Cement is one of the most extensively used construction materials worldwide. In addition to being a building material, it can also be used as a binder in the stabilization/solidification of soil [1,2,3,4]. However, the highly energy-intensive and carbon-emitting production of cement has raised concerns [5]. Cement production accounts for around 5% of global CO₂ emissions [6]. Some research focuses on cement production [7], while others focus on reducing cement use. It is suggested that environmentally friendly “supplementary cementing materials” (SCMs) be used to replace part of the cement used to produce mortar. Recently, SCMs such as silica fume, fly ash, powdered granulated blast furnace slag, and natural pozzolans have been employed [8,9,10].
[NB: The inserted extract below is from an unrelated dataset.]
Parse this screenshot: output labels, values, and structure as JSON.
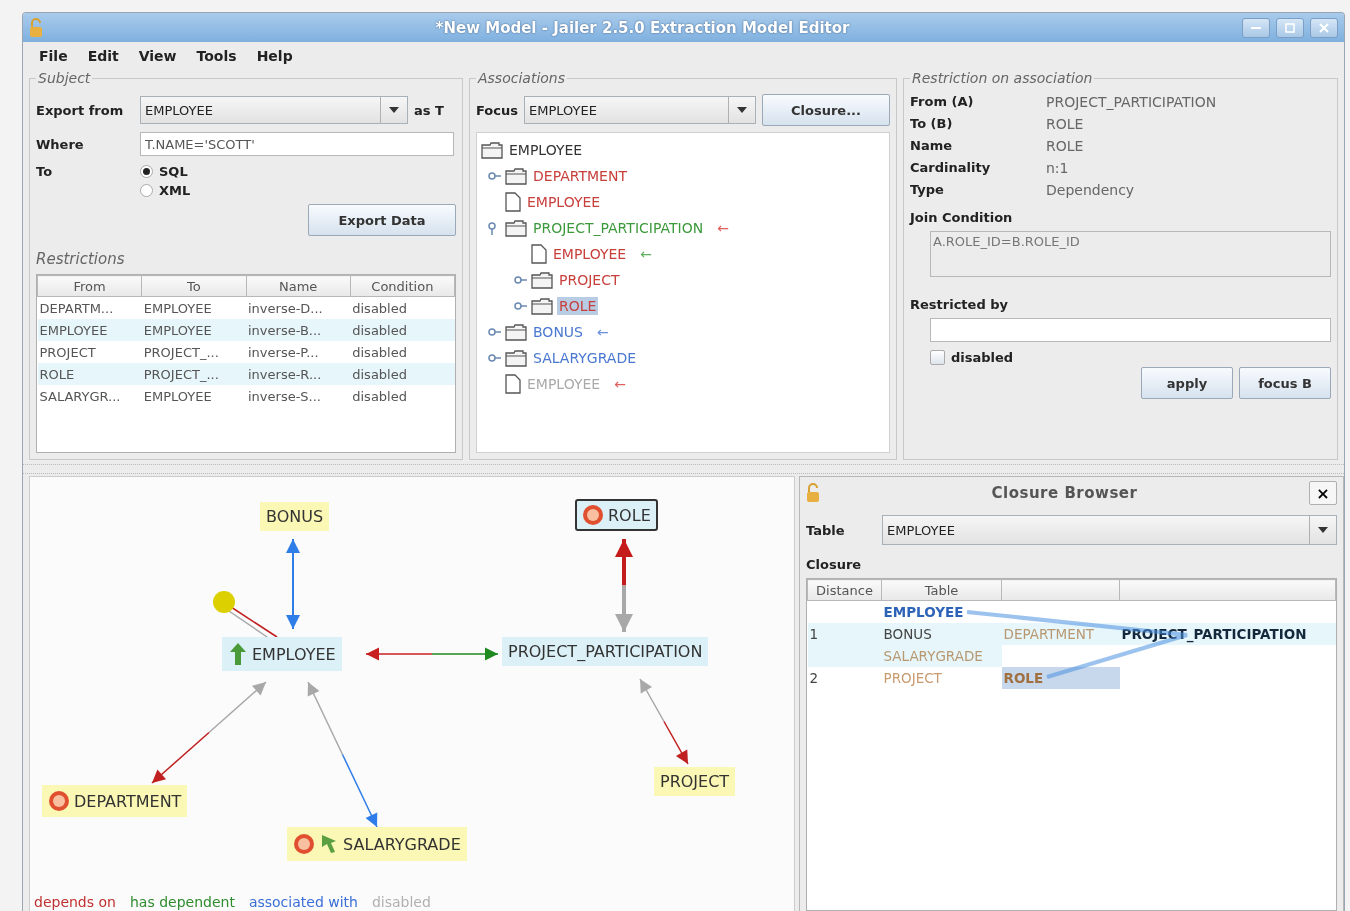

Fly ash (FA) is a byproduct of coal-fired power stations burning pulverized coal to generate electricity [11,12]. FA has been used as a low-cost adsorbent [13]. A promising approach to improve the utilization of fly ash is to convert it into low-grade zeolites [14], which can be used in agriculture and many other fields [15]. In addition, because of its potential to increase the mechanics, impermeability, and durability of mortar and reduce carbon dioxide emissions, the use of FA in mortar has piqued interest in recent decades. The effect of FA on cement hydration and the pozzolanic reaction mechanism has been the subject of numerous investigations [16]. The unconfined compressive strength (UCS) of cement–fly ash mortar (CFAM) is contributed by the hydration reaction, packing effect, and pozzolanic reaction. The chemical composition of FA is widely acknowledged as one of the most critical parameters influencing CFAM performance [17]. Some research shows a high correlation between the CaO/SiO₂ ratio and the UCS of CFAM, (CaO + MgO + R₂O)/SiO₂ ratio, and UCS of CFAM [11]. There are two main types of FA according to the ASTM standard C 618 [18]. If the SiO₂ + Al₂O₃ + Fe₂O₃ content is more than 70 wt.%, this FA is classified as F fly ash. Meanwhile, FA is classified as C fly ash if it contains contents of between 50 and 70 wt.% of SiO₂ + Al₂O₃ + Fe₂O₃.
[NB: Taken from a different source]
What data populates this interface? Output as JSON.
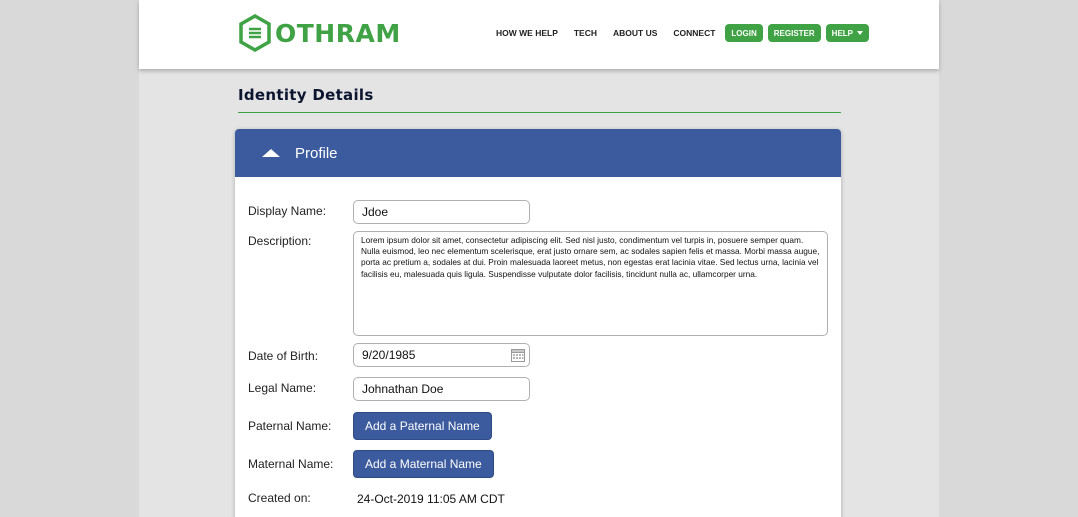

One of the most essential performances of CFAM is its UCS [19,20]. The UCS of CFAM is usually obtained through an experiment in the laboratory. However, the experiment is time- and labor-consuming, because it involves lots of compressive tests for each type of FA and different curing times. Therefore, an approach that accurately predicts the UCS of CFAM is preferred. The UCS of CFAM is often predicted using traditional linear or nonlinear regression techniques on experimental data. Cyr et al. [21] proposed an empirical model to predict the UCS of CFAM. This model considered cement hydration, pozzolanic reaction, and the physical filling effect on the UCS, but the curing time was not considered. Qadir et al. [22] used a nonlinear relationship to quantify cement mortar’s compressive, split tensile, and flexural strengths as a function of the water-to-binder ratio (W/B), fly ash content, and curing time. However, with these empirical models, it is challenging to derive a precise regression equation. These equations’ generalization capabilities are also unsatisfactory, because they frequently only apply to a particular type of FA. More advanced techniques are required to replace traditional regression techniques in the UCS prediction of CFAM.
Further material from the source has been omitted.